À Jette, le député bruxellois (qui fut membre de Vooruit avant de fonder son parti il y a moins d'un an) réalise le plus gros score personnel de la commune, devant la bourgmestre Claire Vandevivere (Les Engagés). Pas de quoi surprendre Millan, espagnol d'origine et bruxellois depuis trente ans. "Il a pu miser sur le vote des personnes d'origines maghrébines toujours plus nombreuses ici, c'est clair. Il a joué la carte du communautarisme, les a rassurées en défendant la viande Halal, la Palestine, le voile… Mais il n'y a pas uniquement du communautarisme dans le vote en sa faveur. Je le vois autour de moi. Fouad Ahidar est un très bon communicant. Il a joué sur des thématiques du quotidien : la sécurité, la propreté, la mobilité. En fait, tout le monde peut se retrouver dans son programme."
"Il ne doit pas se coucher"
"S'il a pu gagner, c'est parce qu'il est proche des gens, c'est tout. C'est un ancien travailleur social. Il connaît énormément de monde. Tout comme les candidats de sa liste, qui sont issus de la classe moyenne et nous comprennent, souligne Yacub, qui tient un café au cœur de Molenbeek. D'ailleurs, c'est simple, ce sont eux qui sont le plus passés pour nous demander ce qui nous tracassait, les problèmes que nous rencontrons."

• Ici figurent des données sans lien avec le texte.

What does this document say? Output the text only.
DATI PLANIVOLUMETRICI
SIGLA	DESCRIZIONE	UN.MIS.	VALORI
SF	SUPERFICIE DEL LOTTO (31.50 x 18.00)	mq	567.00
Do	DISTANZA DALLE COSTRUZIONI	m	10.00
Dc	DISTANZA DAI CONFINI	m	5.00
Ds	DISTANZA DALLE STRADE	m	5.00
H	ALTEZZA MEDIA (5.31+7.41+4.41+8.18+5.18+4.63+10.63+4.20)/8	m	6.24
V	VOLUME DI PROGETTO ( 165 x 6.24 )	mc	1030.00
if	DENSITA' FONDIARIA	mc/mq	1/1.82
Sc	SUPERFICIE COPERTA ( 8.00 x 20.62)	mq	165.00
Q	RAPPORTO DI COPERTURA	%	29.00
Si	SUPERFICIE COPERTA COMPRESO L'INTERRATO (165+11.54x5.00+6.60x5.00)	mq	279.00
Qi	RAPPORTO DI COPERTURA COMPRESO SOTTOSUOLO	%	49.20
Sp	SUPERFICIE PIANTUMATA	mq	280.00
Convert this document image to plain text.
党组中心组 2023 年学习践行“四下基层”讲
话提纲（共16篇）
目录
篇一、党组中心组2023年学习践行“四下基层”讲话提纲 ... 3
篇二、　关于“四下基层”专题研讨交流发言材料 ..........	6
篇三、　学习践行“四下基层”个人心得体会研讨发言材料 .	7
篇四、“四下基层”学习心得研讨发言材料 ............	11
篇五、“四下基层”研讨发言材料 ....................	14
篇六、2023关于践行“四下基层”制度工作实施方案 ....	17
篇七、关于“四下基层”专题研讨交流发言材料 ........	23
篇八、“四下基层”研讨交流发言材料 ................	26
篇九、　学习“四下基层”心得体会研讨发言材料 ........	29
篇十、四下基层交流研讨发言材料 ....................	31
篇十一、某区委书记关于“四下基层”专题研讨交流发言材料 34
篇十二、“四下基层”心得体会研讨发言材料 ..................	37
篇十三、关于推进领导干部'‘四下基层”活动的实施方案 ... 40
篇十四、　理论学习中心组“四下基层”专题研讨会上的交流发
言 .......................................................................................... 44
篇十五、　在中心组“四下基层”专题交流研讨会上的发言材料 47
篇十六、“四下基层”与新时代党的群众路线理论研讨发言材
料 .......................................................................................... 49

Abderaman et Najet, qui tiennent une petite agence de voyages, ne disent pas autre chose, "même si cela ne veut pas dire que l'on a voté pour lui". À leurs yeux, les questions religieuses (l'abattage rituel menacé à Bruxelles, le voile, Gaza…) ne sont pas l'argument de vote premier en faveur de la liste Team Fouad Ahidar.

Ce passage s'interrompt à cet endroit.